Бытие, глава 29, стих 20
УЖИН ПЕРВЫЙ
Глава 1
В теплые дни от стен моего дома исходит слабый запах молока. Стены оштукатурены и выбелены, пол застлан циновками, но из щелей в углах и трещин в полу упрямый запах настигает меня, будоражит ароматом древней любви.
Мой дом когда-то служил хлевом – жилищем лошали, ослицы и нескольких дойных коров. Широкая дубовая дверь была опоясана железным засовом. Поодаль от бетонных яслей возвышались жестяные молочные бидоны, а на стене висела воловья упряжь.
И жила в хлеву женщина – здесь работала, спала, мечтала и плакала. Здесь, на застланном мешками полу, родила она сына.

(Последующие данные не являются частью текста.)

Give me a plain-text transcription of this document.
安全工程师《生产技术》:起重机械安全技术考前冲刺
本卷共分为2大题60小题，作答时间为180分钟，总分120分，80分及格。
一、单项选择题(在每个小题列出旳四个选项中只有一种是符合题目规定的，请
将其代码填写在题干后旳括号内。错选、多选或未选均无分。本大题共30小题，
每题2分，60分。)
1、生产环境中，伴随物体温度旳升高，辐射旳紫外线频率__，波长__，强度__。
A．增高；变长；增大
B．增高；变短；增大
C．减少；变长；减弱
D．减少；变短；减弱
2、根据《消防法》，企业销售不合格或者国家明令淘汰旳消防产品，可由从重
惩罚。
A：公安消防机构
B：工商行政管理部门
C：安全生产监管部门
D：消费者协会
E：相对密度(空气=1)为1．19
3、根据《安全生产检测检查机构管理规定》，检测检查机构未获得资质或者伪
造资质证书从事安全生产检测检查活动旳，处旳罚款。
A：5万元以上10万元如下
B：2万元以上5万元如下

Голуби разгуливали по крыше, а между балками порхали неутомимые ласточки, всецело поглощенные обустройством своих глиняных гнезд. Столь нежен был трепет маленьких крыльев, что и теперь отголоски его смягчают морщины, проложенные по моему лицу возрастом и усталостью.
Утреннее солнце высвечивало на стенах хлева ярко-желтые квадраты окошек и золотило пылинки, танцующие в воздухе.

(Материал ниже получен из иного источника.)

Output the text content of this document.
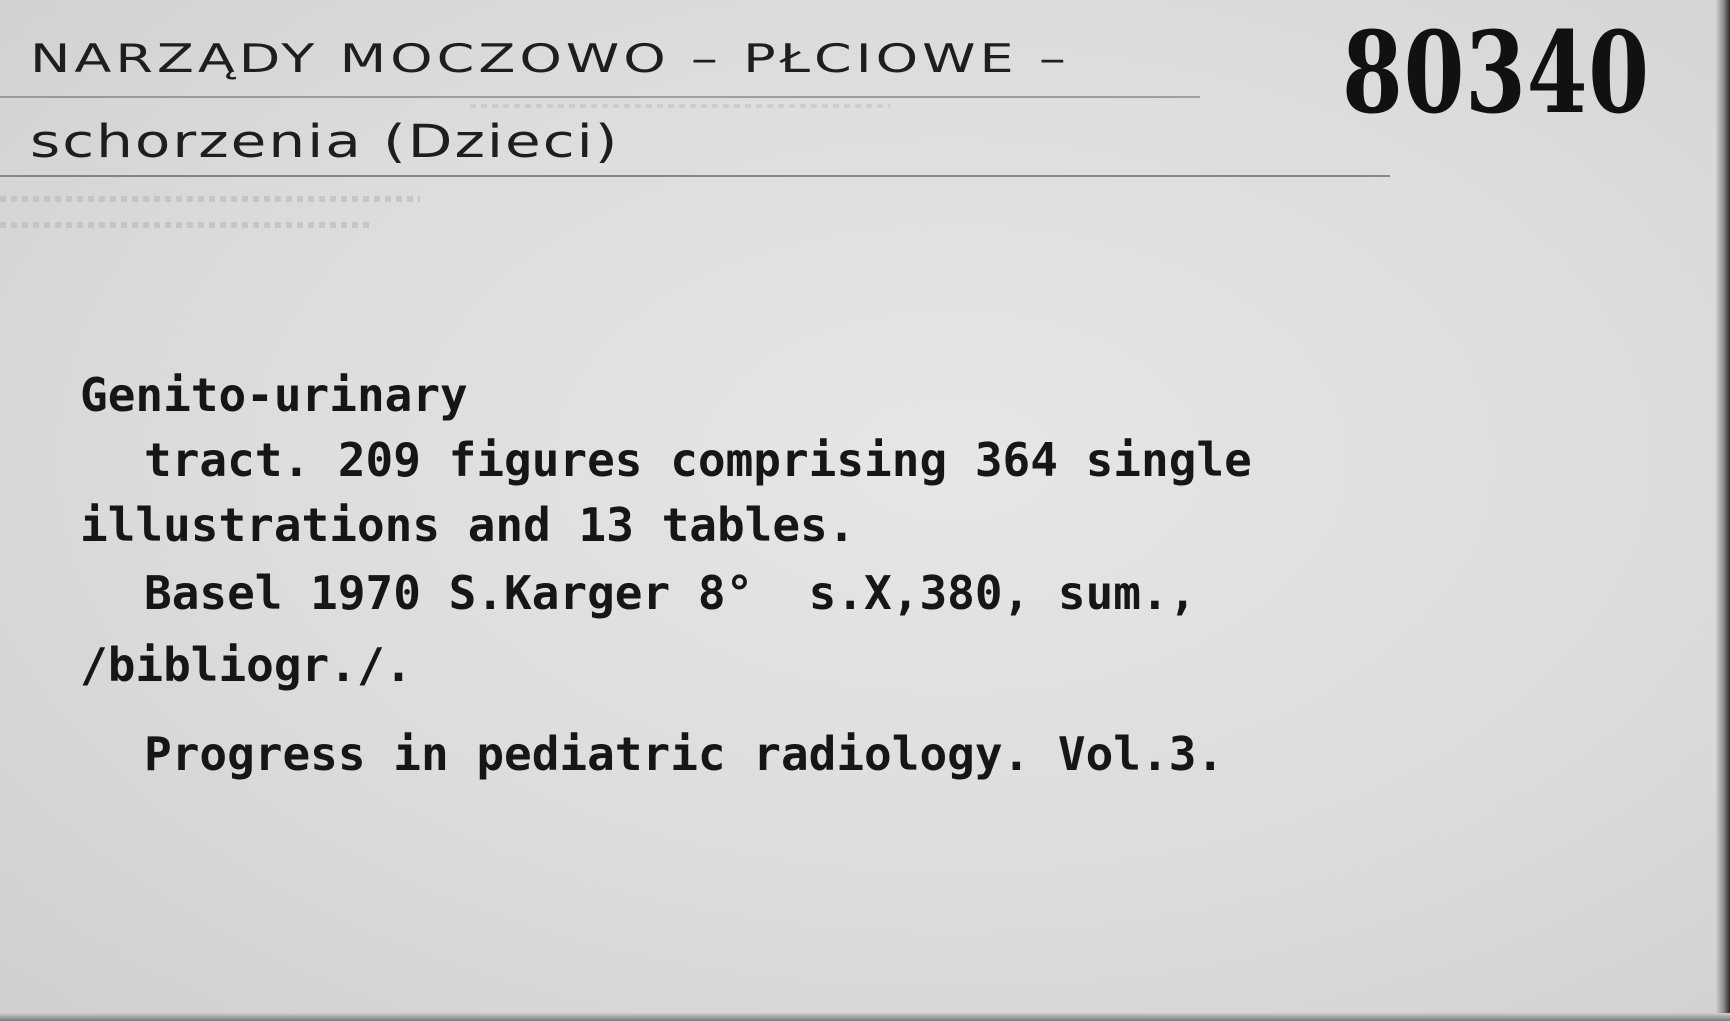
NARZĄDY MOCZOWO – PŁCIOWE –
schorzenia (Dzieci)
80340
Genito-urinary
tract. 209 figures comprising 364 single
illustrations and 13 tables.
Basel 1970 S.Karger 8°  s.X,380, sum.,
/bibliogr./.
Progress in pediatric radiology. Vol.3.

Роса собиралась на крышках бидонов, а меж охапок соломы маленькими серыми молниями шмыгали полевые мыши.
Ослица, по словам моей матери, была весьма буйного нрава и незаурядного ума и даже во сне лягалась, а когда ее пытались оседлать, мой Зейде, она мчалась к железной перегородке, на согнутых ногах проносилась под ней на свободу, и если не спрыгнуть с нее, майн кинд,[1]1
Майн кинд – дитя мое(идиш).
[Закрыть] то тогда тяжелая железная балка била тебя в грудь и опрокидывала наземь. И воровать у лошади ячмень умела ослица, и смеяться громко, и бить копытом в дверь, выпрашивая сладости.
Исполинский эвкалипт высился во дворе, раскинув пахучие шелестящие крылья листвы. Никто не помнит, кто его посадил, вполне возможно, что его семя занесло в нашу деревню ветром. Он был старше и выше всех своих собратьев из соседнего эвкалиптового леса, и стоял здесь, и ждал еще задолго до появления деревни. Я не раз забирался наверх по его стволу, а причиной тому были вороны, гнездившиеся на самой его верхушке. Уже тогда я любил наблюдать за укладом их жизни.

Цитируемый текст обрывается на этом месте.